Academic misconduct detection in biomedical research remains challenging due to algorithmic narrowness in existing methods and fragmented analytical pipelines. We present BMDetect, a multimodal deep learning framework that integrates journal metadata (SJR, institutional data), semantic embeddings (PubMedBERT), and GPT-4o-mined textual attributes (methodological statistics, data anomalies) for holistic manuscript evaluation.
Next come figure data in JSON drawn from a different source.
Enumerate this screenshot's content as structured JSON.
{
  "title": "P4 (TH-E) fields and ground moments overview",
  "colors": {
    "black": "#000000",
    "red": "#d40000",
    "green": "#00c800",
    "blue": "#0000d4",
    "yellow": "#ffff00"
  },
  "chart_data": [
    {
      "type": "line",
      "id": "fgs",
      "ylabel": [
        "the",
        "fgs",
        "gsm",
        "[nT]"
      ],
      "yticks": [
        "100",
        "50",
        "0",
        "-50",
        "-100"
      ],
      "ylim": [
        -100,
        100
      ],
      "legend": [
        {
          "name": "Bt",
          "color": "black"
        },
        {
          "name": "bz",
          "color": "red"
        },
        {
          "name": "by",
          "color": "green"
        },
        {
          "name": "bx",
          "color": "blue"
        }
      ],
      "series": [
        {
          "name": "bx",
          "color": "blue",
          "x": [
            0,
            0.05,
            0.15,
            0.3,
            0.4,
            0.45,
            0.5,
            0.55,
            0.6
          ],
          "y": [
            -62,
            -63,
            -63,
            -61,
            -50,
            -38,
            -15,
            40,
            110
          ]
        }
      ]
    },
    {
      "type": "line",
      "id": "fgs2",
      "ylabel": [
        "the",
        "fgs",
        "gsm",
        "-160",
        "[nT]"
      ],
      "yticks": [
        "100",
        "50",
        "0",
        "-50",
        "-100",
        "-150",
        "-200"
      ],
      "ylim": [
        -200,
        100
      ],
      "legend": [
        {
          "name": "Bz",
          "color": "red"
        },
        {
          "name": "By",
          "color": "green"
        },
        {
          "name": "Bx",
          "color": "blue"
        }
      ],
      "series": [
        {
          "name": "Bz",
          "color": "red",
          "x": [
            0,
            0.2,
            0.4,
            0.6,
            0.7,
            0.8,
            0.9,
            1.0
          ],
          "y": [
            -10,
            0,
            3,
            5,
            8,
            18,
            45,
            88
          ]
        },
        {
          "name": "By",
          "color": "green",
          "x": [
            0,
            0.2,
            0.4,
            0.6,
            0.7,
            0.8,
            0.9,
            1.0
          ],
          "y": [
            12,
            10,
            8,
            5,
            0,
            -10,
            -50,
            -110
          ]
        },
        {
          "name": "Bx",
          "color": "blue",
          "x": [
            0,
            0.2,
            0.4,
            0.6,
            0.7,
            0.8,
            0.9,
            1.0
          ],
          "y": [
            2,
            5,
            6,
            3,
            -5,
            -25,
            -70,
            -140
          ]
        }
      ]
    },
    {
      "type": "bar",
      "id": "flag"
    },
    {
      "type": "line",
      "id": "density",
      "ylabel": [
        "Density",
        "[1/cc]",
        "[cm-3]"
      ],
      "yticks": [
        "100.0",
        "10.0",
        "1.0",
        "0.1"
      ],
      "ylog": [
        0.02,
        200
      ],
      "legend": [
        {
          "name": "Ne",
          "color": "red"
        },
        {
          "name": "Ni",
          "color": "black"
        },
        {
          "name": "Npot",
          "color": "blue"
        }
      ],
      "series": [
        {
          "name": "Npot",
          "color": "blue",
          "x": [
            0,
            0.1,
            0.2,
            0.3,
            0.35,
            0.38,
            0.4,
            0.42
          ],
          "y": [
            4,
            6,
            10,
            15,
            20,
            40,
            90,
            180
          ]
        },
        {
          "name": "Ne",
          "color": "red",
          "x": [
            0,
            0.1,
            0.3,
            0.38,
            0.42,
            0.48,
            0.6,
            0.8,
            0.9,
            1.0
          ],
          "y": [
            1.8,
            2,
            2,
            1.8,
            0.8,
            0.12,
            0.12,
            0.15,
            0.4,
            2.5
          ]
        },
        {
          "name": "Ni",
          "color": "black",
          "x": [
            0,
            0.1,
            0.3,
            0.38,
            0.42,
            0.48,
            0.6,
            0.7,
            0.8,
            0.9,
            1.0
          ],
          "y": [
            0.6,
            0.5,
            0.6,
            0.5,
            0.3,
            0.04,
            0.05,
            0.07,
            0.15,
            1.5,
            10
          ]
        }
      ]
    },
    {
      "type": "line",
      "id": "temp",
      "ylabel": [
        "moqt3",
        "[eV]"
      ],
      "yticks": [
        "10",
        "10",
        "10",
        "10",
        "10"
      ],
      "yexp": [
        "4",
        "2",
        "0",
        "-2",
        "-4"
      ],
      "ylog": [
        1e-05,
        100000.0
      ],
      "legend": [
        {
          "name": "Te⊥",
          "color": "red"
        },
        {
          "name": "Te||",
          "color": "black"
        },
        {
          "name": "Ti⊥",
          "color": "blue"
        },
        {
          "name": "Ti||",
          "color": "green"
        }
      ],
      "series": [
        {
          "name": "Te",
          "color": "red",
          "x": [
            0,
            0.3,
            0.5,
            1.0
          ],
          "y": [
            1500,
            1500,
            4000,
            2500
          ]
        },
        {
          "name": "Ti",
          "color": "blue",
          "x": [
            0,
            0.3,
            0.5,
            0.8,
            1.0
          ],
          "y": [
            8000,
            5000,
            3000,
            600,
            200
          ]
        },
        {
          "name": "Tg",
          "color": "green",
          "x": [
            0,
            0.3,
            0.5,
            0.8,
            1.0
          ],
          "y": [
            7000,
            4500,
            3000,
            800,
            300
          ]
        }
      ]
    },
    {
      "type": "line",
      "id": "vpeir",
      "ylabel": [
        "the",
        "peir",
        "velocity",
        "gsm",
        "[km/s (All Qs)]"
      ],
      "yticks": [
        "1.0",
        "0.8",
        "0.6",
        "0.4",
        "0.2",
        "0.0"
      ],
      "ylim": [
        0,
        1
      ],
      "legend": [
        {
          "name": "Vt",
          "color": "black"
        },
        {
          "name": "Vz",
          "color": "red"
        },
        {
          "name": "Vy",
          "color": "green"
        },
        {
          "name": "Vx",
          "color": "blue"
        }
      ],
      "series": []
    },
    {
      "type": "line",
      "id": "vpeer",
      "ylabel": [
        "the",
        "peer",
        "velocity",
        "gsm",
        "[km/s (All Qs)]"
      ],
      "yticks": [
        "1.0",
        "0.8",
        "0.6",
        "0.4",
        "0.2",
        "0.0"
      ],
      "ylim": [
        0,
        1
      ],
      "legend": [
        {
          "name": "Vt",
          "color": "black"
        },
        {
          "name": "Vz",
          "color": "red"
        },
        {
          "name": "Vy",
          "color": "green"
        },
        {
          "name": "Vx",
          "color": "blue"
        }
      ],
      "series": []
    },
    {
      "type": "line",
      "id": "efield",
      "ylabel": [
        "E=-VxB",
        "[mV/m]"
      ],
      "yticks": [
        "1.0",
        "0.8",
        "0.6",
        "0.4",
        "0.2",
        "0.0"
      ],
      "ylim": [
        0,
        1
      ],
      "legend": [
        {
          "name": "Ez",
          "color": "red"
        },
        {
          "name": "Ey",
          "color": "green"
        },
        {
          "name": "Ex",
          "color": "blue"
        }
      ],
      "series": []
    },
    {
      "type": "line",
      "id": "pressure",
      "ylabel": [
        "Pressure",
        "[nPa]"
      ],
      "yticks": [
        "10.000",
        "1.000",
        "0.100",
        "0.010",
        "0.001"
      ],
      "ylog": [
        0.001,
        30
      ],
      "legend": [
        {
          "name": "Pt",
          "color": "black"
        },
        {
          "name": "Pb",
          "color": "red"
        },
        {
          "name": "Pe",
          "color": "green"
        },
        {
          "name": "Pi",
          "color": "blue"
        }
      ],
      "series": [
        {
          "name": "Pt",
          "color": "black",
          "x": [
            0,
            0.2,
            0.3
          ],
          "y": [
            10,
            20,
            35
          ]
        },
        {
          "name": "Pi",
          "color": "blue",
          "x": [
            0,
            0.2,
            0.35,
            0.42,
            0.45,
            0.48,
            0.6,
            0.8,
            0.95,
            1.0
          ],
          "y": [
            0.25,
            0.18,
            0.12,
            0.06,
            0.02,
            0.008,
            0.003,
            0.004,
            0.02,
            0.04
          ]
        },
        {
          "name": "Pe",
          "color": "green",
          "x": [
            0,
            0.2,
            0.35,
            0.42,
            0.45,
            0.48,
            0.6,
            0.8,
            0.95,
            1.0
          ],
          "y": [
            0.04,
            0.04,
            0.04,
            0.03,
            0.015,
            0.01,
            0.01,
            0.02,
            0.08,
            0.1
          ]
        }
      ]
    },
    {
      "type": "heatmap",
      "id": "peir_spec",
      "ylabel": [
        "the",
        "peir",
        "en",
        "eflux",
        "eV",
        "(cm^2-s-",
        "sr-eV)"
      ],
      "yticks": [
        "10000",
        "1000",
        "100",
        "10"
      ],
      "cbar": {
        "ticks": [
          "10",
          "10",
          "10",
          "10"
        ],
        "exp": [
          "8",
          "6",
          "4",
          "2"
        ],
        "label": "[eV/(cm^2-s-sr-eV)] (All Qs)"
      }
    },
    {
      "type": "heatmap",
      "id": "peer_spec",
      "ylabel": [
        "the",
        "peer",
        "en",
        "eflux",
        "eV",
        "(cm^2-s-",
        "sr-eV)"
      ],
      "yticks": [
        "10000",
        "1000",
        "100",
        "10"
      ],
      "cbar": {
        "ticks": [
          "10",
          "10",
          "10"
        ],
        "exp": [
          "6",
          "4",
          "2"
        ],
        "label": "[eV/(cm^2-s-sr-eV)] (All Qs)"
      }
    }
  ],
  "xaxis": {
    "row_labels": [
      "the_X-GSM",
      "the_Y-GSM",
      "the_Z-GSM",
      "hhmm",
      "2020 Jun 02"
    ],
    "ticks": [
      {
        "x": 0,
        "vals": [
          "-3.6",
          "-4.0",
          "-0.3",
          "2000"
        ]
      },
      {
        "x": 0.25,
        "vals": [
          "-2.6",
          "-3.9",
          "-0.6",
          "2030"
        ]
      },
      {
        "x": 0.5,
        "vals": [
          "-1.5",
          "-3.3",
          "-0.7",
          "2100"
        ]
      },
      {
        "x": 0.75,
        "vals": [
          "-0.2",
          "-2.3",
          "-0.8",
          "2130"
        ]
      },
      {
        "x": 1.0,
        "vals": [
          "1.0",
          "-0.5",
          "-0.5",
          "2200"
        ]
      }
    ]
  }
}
Key innovations include: (1) multimodal fusion of domain-specific features to reduce detection bias; (2) quantitative evaluation of feature importance, identifying journal authority metrics (e.g., SJR-index) and textual anomalies (e.g., statistical outliers) as dominant predictors; and (3) the BioMCD dataset, a large-scale benchmark with 13,160 retracted articles and 53,411 controls. BMDetect achieves 74.33% AUC, outperforming single-modality baselines by 8.6%, and demonstrates transferability across biomedical subfields. This work advances scalable, interpretable tools for safeguarding research integrity.